【オタワ川俣友宏】
カナダのオタワで開かれた先進7カ国財務相・中央銀行総裁会議(G7)では、1ドル=130円台半ばにまで進んだドル高・円安の是正を求める声は出なかった。輸出を拡大させる円安は、国内景気への好材料と歓迎する見方もあるが、日本経済のぜい弱さも示している。G7の事実上の容認を受けて円安が加速すれば、株安、債券安とともにトリプル安の「日本売り」の様相を強める懸念もある。

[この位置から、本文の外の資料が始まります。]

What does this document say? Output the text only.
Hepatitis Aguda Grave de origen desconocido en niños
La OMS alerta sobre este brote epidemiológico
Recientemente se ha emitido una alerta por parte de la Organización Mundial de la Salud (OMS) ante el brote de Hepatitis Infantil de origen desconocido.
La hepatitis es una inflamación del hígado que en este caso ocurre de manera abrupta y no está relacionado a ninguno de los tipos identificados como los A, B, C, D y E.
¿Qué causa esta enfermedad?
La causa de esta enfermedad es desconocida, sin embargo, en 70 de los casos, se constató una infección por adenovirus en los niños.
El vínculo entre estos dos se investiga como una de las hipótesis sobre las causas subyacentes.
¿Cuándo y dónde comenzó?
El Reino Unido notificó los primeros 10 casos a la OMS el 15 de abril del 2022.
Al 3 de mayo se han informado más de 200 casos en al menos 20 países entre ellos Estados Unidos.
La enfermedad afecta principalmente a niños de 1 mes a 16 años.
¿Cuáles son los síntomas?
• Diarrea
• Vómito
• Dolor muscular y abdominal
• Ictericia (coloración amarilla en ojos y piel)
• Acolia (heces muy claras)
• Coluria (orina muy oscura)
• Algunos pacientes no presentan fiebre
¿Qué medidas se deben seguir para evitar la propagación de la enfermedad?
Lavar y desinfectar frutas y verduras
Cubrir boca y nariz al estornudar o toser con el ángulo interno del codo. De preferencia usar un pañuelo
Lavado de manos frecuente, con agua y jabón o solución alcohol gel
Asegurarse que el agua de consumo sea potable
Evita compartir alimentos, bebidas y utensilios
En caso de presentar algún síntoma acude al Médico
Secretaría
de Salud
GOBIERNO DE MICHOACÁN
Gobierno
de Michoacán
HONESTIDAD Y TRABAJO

今回のG7声明は、為替について「引き続き市場をよく注視し、適切に協力していく」と、昨年10月のワシントンG7と同じ一般的な表現にとどめた。会議の席上も「為替はまったく議論がなかった」(塩川正十郎財務相)ため、日銀幹部は「声明の表現に尽きる。不満があれば違う書き方になっている」と、現行水準を事実上、容認したことを認めている。
最近の円安については、日銀が1月の金融経済月報で輸出の下支えに役立つ点を指摘した。さらに輸入物価の下落を抑制することからデフレ対策としての効果にも言及し、「日本経済には円安が望ましいというメッセージ」(民間アナリスト)とも受け止められた。
ただ、アジアの一部から自国経済への悪影響を懸念する声が出ているほか、米国内でも製造業界から不満が出始めている。米国が円安是正を働きかけなかったのは、オニール財務長官が経済のファンダメンタルズ(基礎的諸条件)の強化を重視し、多少の為替変動には関与しない姿勢だからという見方が多い。
ただ、オニール長官は1月の来日時の講演で「為替レートで不良債権処理や生産性の回復はできない」と述べ、円安への安易な依存にクギも刺している。「自国経済の弱さを売り物にすると、手痛いシッペ返しをくらう」との指摘とも言える。
実際、2月に入って株安、債券安が加わったトリプル安現象も起き始めている。目先の輸出拡大というメリットよりも、日本経済への信頼が損なわれるデメリットの方が大きく、結果的に経済再生を遅らせる危険がある。